Ever since India started undertaking economic reforms from 1991, the FIIs have shown a great interest in investing in India. Their combined buying/selling power now decides the trend in the Indian stock market.
In a post last month, the Nifty 50 index was compared over a 2 years time frame with stock indices of the other three BRIC nations. Russia’s RTSI outperformed the Nifty by a small margin, but was much more volatile with higher peaks and troughs. But the Nifty outperformed Brazil’s IBOVESPA by a small margin and China’s Shanghai Composite by 25%. Economic growth, of which China is the undisputed leader among the BRIC nations, did not necessarily translate into stock market performance.
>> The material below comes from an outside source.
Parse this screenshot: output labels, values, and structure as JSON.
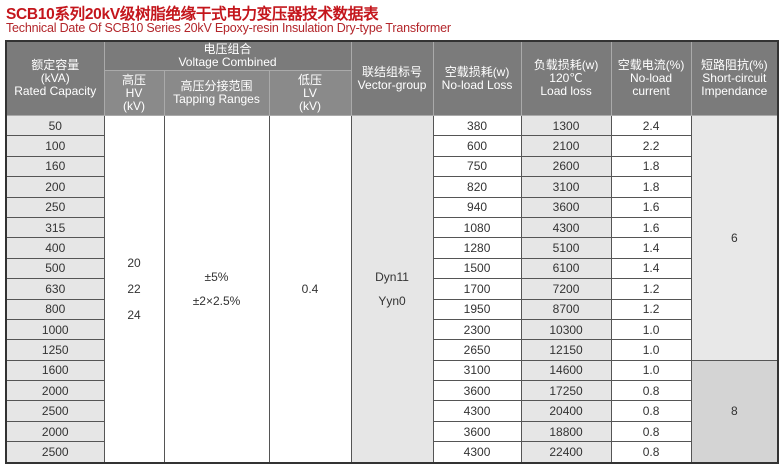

So, why are the FIIs selling in India? Because they can invest anywhere they want, and a few stock markets are outperforming India by a fair amount. Here is a comparison of four global indices with the Sensex (in green) over the past 2 years:
S&P 500 vs. Sensex
After underperforming the Sensex for the first 7 months till Dec ‘11, the US S&P 500 index has outperformed the Sensex by a good 20% till yesterday’s closing. The recent correction has dropped the index below its rising 200 day EMA, but the S&P 500 has still gained 15% over the 2 year period while the Sensex is down 5%.
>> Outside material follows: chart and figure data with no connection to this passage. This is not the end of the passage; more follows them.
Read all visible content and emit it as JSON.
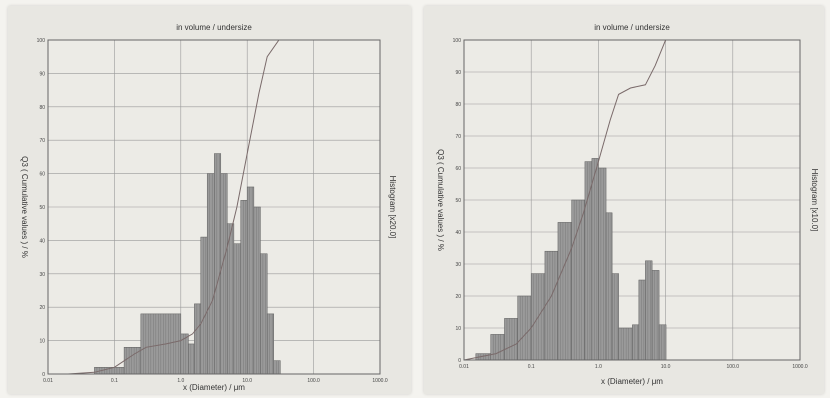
{
  "chart_data": [
    {
      "type": "bar",
      "id": "left",
      "title": "in volume / undersize",
      "xlabel": "x (Diameter) / μm",
      "ylabel": "Q3 ( Cumulative values ) / %",
      "y2label": "Histogram [x20.0]",
      "x_scale": "log",
      "xlim": [
        0.01,
        1000
      ],
      "ylim": [
        0,
        100
      ],
      "x_ticks": [
        "0.01",
        "0.1",
        "1.0",
        "10.0",
        "100.0",
        "1000.0"
      ],
      "y_ticks": [
        "0",
        "10",
        "20",
        "30",
        "40",
        "50",
        "60",
        "70",
        "80",
        "90",
        "100"
      ],
      "grid": true,
      "histogram": {
        "x": [
          0.05,
          0.14,
          0.25,
          1.0,
          1.3,
          1.6,
          2.0,
          2.5,
          3.2,
          4.0,
          5.0,
          6.3,
          8.0,
          10.0,
          12.6,
          15.8,
          20.0,
          25.1
        ],
        "values": [
          2,
          8,
          18,
          12,
          9,
          21,
          41,
          60,
          66,
          60,
          45,
          39,
          52,
          56,
          50,
          36,
          18,
          4
        ]
      },
      "cumulative": {
        "x": [
          0.02,
          0.05,
          0.1,
          0.2,
          0.3,
          0.6,
          1.0,
          1.5,
          2.0,
          3.0,
          5.0,
          7.0,
          10.0,
          15.0,
          20.0,
          30.0,
          1000
        ],
        "values": [
          0,
          0.5,
          2,
          6,
          8,
          9,
          10,
          12,
          15,
          22,
          38,
          50,
          66,
          84,
          95,
          100,
          100
        ]
      }
    },
    {
      "type": "bar",
      "id": "right",
      "title": "in volume / undersize",
      "xlabel": "x (Diameter) / μm",
      "ylabel": "Q3 ( Cumulative values ) / %",
      "y2label": "Histogram [x10.0]",
      "x_scale": "log",
      "xlim": [
        0.01,
        1000
      ],
      "ylim": [
        0,
        100
      ],
      "x_ticks": [
        "0.01",
        "0.1",
        "1.0",
        "10.0",
        "100.0",
        "1000.0"
      ],
      "y_ticks": [
        "0",
        "10",
        "20",
        "30",
        "40",
        "50",
        "60",
        "70",
        "80",
        "90",
        "100"
      ],
      "grid": true,
      "histogram": {
        "x": [
          0.015,
          0.025,
          0.04,
          0.063,
          0.1,
          0.16,
          0.25,
          0.4,
          0.63,
          0.8,
          1.0,
          1.3,
          1.6,
          2.0,
          3.2,
          4.0,
          5.0,
          6.3,
          8.0
        ],
        "values": [
          2,
          8,
          13,
          20,
          27,
          34,
          43,
          50,
          62,
          63,
          60,
          46,
          27,
          10,
          11,
          25,
          31,
          28,
          11
        ]
      },
      "cumulative": {
        "x": [
          0.01,
          0.03,
          0.06,
          0.1,
          0.2,
          0.4,
          0.6,
          1.0,
          1.5,
          2.0,
          3.0,
          5.0,
          7.0,
          10.0,
          15.0,
          1000
        ],
        "values": [
          0,
          2,
          5,
          10,
          20,
          35,
          46,
          62,
          75,
          83,
          85,
          86,
          92,
          100,
          100,
          100
        ]
      }
    }
  ]
}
The RSI is deep in oversold territory, which could lead to an upward bounce.
IPC (Mexico) vs. Sensex
Mexico’s IPC index has outperformed the Sensex by almost 23%. Despite the correction in May ‘12, which has dropped the index to its rising 200 day EMA, the IPC has gained 18% over the past 2 years – slightly outperforming the S&P 500.
The RSI is almost at the edge of its oversold zone – from where it has bounced up every time during the past 2 years.
KLCI (Malaysia) vs. Sensex
Malaysia’s KLCI index has outperformed the Sensex by 20%. It has bounced up after dropping to its 200 day EMA, and has gained 15% in the past 2 years.
The RSI is showing positive divergence by touching a higher bottom while the KLCI dropped to a lower bottom.
Jakarta Composite vs. Sensex
Indonesia’s Jakarta Composite index has been a stellar performer, attracting a lot of FII inflows. It has outperformed the Sensex by a whopping 45%. The recent correction has dropped the index close to its rising 200 day EMA, leaving a 40% gain over the past 2 years.
The RSI is just above its oversold zone from where it has bounced up on all three previous occasions.
There are two interesting points to note from the above charts. The Sensex has been in a bear market since touching its Nov ‘10 peak, forming a pattern of lower tops and lower bottoms. It is also trading below its falling 200 day EMA (not shown in charts above). However, the other four indices are all in bull markets, forming patterns of higher tops and higher bottoms.
There is an old stock market adage: “Sell in May and go away.” Investors and traders often take a break from the markets during the summer months and go off on vacations. Though there is no scientific basis to the adage, global markets appear to have taken the adage seriously in May ‘12. (In May ‘11, US and Mexico markets had corrected, but Malaysia and Jakarta had remained flat.)